Goodpasture's experiments were classic examples of simplicity in plan, detailed observations, and objectivity. Perhaps the most remarkable were those designed to test the hypothesis of the neural spread of herpes simples virus. Equally impressive were the investigations demonstrating the infectivity of inclusions in fowl pox and the determination of the relationship of these inclusions to Borrel bodies.
In subsequent years, using the chick-embryo technique, Goodpasture and his coworkers elucidated the natural history of numerous viral diseases. These included studies of vaccinia infection, which resulted in improved vaccination against smallpox and identification of the virus that causes mumps. His technique proved adaptable to studies of rickettsia, bacteria, fungi, and protozoa, as well as viruses. He and his workers also carried out novel studies of experimental skin infection and the role of humoral factors in the immune process.

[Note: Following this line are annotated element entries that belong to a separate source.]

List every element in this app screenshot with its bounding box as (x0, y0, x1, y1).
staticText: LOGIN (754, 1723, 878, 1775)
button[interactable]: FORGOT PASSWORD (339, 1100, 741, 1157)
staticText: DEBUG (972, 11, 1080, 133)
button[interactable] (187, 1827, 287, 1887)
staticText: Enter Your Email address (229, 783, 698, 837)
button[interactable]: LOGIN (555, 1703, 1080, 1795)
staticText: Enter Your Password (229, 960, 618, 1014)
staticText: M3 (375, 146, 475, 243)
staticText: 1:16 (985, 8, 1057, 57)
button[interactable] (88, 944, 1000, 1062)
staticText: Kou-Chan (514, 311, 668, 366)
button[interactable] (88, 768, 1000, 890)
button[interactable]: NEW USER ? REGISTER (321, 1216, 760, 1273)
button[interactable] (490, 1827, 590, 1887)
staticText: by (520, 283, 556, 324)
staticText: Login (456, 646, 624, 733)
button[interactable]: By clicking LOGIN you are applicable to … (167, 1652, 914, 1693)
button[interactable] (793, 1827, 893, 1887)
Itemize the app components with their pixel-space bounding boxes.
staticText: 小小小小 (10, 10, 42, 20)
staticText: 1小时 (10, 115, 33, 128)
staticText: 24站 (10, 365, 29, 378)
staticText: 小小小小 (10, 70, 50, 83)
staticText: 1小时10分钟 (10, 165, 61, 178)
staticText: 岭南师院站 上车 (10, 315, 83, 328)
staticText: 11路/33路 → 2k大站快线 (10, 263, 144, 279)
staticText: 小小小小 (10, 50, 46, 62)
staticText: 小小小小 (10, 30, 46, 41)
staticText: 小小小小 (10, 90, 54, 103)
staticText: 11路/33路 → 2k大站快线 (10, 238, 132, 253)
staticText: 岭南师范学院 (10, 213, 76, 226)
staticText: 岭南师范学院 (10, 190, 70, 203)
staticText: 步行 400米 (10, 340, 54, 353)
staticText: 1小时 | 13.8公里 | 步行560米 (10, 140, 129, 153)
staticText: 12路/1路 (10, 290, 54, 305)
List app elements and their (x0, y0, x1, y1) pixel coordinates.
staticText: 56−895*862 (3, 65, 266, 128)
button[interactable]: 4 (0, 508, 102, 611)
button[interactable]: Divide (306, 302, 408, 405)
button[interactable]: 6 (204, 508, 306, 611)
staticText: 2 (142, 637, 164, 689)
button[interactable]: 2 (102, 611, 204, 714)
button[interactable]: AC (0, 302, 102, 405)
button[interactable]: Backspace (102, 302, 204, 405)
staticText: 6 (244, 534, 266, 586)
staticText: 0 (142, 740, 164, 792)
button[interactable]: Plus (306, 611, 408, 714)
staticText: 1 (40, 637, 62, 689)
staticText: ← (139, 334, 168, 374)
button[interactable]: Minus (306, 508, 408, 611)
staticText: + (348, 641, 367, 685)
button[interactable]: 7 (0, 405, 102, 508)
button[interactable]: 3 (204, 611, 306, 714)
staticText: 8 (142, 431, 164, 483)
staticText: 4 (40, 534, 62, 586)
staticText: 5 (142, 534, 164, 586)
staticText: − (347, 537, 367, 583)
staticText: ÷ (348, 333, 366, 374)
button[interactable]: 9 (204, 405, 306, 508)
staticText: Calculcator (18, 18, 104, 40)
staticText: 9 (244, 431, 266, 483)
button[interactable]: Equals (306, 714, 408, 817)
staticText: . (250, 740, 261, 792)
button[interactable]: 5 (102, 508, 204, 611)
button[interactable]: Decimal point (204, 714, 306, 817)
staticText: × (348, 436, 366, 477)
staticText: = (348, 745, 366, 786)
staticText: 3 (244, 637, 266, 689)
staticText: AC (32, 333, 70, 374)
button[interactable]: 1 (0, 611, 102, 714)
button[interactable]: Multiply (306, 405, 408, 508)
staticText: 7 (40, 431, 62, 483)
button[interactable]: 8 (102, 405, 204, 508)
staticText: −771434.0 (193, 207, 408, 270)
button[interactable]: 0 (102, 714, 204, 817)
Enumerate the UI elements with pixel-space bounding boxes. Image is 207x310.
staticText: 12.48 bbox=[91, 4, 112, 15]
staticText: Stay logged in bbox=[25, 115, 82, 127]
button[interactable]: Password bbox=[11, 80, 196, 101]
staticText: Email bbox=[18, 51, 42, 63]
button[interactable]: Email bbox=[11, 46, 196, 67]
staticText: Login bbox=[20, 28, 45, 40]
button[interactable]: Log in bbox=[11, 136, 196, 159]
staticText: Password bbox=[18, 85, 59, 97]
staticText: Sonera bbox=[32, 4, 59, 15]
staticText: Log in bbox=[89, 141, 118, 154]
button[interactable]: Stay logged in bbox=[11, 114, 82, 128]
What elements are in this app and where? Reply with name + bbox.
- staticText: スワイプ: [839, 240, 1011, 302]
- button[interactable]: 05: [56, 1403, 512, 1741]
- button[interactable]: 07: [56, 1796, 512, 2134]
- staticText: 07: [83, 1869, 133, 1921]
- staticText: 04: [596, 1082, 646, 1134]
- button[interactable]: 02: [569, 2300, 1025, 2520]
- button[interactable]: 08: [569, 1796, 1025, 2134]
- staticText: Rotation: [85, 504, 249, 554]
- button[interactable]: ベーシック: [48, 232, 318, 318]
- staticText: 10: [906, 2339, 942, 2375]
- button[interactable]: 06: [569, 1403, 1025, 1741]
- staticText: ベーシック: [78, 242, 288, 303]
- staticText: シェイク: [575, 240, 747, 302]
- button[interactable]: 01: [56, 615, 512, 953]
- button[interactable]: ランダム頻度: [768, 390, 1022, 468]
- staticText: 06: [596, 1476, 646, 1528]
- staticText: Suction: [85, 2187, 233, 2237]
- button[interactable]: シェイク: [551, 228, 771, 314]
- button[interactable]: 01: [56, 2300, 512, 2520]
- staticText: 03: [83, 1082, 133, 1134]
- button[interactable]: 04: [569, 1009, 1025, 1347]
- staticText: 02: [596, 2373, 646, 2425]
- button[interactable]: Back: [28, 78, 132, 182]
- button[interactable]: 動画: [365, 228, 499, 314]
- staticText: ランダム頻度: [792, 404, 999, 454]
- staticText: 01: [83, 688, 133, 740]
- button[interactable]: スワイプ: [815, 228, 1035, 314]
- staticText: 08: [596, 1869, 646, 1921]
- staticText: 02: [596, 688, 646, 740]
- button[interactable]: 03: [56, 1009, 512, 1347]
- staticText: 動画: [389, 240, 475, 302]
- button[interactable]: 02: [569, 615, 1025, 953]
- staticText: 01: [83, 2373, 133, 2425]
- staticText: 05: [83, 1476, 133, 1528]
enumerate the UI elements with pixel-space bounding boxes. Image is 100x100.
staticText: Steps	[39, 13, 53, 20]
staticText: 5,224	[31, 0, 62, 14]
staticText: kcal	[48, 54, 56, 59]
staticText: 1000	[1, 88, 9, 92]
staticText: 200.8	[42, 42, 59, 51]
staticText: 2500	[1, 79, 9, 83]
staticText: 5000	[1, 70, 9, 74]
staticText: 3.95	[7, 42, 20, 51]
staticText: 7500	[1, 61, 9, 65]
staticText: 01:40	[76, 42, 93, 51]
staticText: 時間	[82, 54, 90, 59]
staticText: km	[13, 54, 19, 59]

For his many contributions, he was invited to give some the nation's most prestigious lectures, including the Harvey, DeLamar, Hetkoen, Loeb, Shattuck, and Alvarenga Lectures. He received honorary degrees from Yale University, Washington University, the University of Chicago, and Tulane University. He was the recipient of the Passano Foundation Award, the Howard Taylor Ricketts Award, the Kober Medal, the Sedgwick Memorial Award, the Kovalenko Medal of the National Academy of Science, and the Gold Headed Cane of the American Association of Pathologists and Bacteriologists. He was elected to the board of directors of the International Health Division of the Rockefeller Foundation, to the National Academy of Science, to the American Philosophical Society, and to the Board of Trust of Vanderbilt University. For many years he was a member and served as president of both the American Association of Pathologists and Bacteriologists and the American Society of Experimental Pathology. He also served on the board of editors of The American Journal of Pathology and was for a period its editor-in-chief.
During and after World War II, he served on the original Armed Forces Epidemiological Board, the Institute for Nuclear Studies at Oak Ridge, the Advisory Committee on Biology and Medicine of the Atomic Energy Commission, as a scientific director of the International Health Division of the Rockefeller, and on the commission on growth of the National Research Council.
Goodpasture was a dedicated teacher, and those who were privileged to be his students were fortunate indeed. Because of his strong sense of loyalty to Vanderbilt, Goodpasture agreed in later years to take on administrative responsibility. He served as associate dean of the Vanderbilt School of Medicine from 1942 to 1945 and as dean from 1945 to 1950.
In 1955, after more than thirty years at Vanderbilt, Goodpasture reached the age of retirement. He was invited to assume what was to become one this country's principal posts in his field, the scientific directorship of the Armed Forces Institute of Pathology in Washington, D.C. Goodpasture led the institute through a period of reorganization, expansion, and an enormous output of research in which civilian pathologists throughout the country contributed heavily. He remained at the Armed Forces Institute for four years, when he resigned his position to return to Tennessee. His retirement was not to last long. He died suddenly in September 1960 of a myocardial infarction while engaged in yard work at his home.